Facebook realises Internet can harm democracy
Facebook, which is striving hard to make its platform sanitised from fake news and echo chambers, has realised that it can't guarantee that social media is not harmful to democracy.
In a blog post, Product Manager Samidh Chakrabarti said on Tuesday that he is not blind to the damage that the Internet can do to even a well-functioning democracy.
"I wish I could guarantee that the positives are destined to outweigh the negatives, but I can't," Chakrabarti said.
"That's why we have a moral duty to understand how these technologies are being used and what can be done to make communities like Facebook as representative, civil and trustworthy as possible," he added.
Facebook CEO Mark Zuckerberg has also pledged to "fix" Facebook in 2018 by reducing hateful content and enhancing experience on his platform for over two billion users.
"This is a new frontier and we don't pretend to have all the answers. But I promise you that my team and many more here are dedicated to this pursuit," said Chakrabarti who is responsible for politics and elections products globally.

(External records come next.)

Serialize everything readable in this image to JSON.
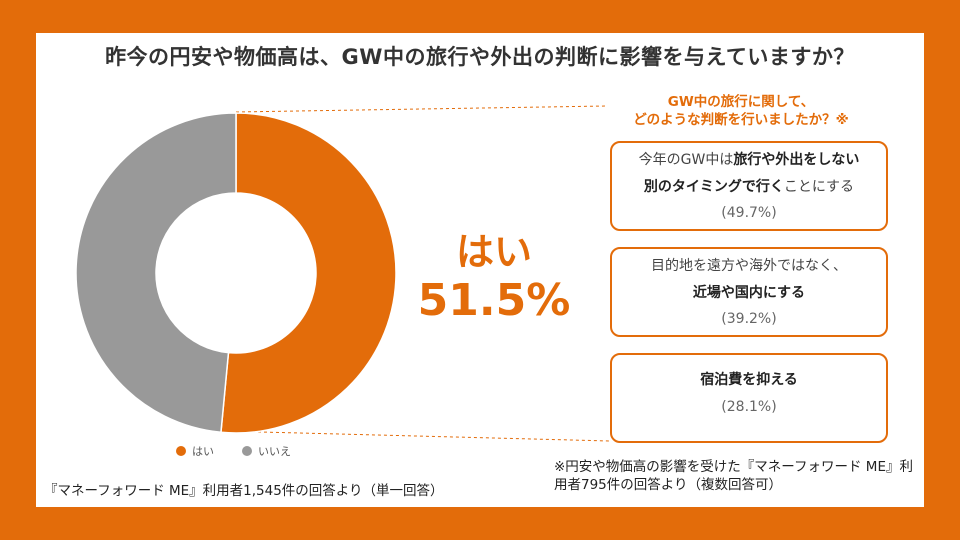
{
  "title": "昨今の円安や物価高は、GW中の旅行や外出の判断に影響を与えていますか？",
  "chart_data": {
    "type": "pie",
    "donut": true,
    "categories": [
      "はい",
      "いいえ"
    ],
    "values": [
      51.5,
      48.5
    ],
    "colors": [
      "#E36C0A",
      "#999999"
    ],
    "legend_placement": "bottom",
    "highlight": {
      "label": "はい",
      "value_text": "51.5%"
    }
  },
  "legend": [
    {
      "label": "はい",
      "color": "#E36C0A"
    },
    {
      "label": "いいえ",
      "color": "#999999"
    }
  ],
  "left_note": "『マネーフォワード ME』利用者1,545件の回答より（単一回答）",
  "breakdown": {
    "title_line1": "GW中の旅行に関して、",
    "title_line2": "どのような判断を行いましたか？※",
    "items": [
      {
        "line1_pre": "今年のGW中は",
        "line1_bold": "旅行や外出をしない",
        "line2_bold": "別のタイミングで行く",
        "line2_post": "ことにする",
        "percent": "(49.7%)"
      },
      {
        "line1": "目的地を遠方や海外ではなく、",
        "line2_bold": "近場や国内にする",
        "percent": "(39.2%)"
      },
      {
        "line1_bold": "宿泊費を抑える",
        "percent": "(28.1%)"
      }
    ]
  },
  "right_note": "※円安や物価高の影響を受けた『マネーフォワード ME』利用者795件の回答より（複数回答可）"
}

The 2016 US presidential election brought to the fore the risks of foreign meddling, "fake news" and political polarisation.
"Around the US 2016 election, Russian entities set up and promoted fake Pages on Facebook to influence public sentiment -- essentially using social media as an information weapon," Chakrabarti noted.
Facebook discovered that these Russian actors created 80,000 posts that reached around 126 million people in the US over a two-year period.
"It's abhorrent to us that a nation-state used our platform to wage a cyberwar intended to divide society. This was a new kind of threat that we couldn't easily predict, but we should have done better," the post further read.
"The Russian interference worked in part by promoting inauthentic Pages, so "we're working to make politics on Facebook more transparent".
"We're making it possible to visit an advertiser's Page and see the ads they're currently running. We'll soon also require organisations running election-related ads to confirm their identities so we can show viewers of their ads who exactly paid for them," Chakrabarti said.
"Finally, we'll archive electoral ads and make them searchable to enhance accountability," he added.
To make it easier to report false news, Facebook has taken steps in partnership with third-party fact checkers to rank these stories lower in News Feed.
"Once our fact checking partners label a story as false, we're able to reduce future impressions of the story on Facebook by 80 per cent," Chakrabarti noted.
One of the most common criticisms of social media is that it creates echo chambers where people only see viewpoints they agree with -- further driving us apart.
"A better approach might be to show people many views, not just the opposing side.
"We recently started testing this idea with a feature called Related Articles that shows people articles with a range of perspectives on the news," Chakrabarti said.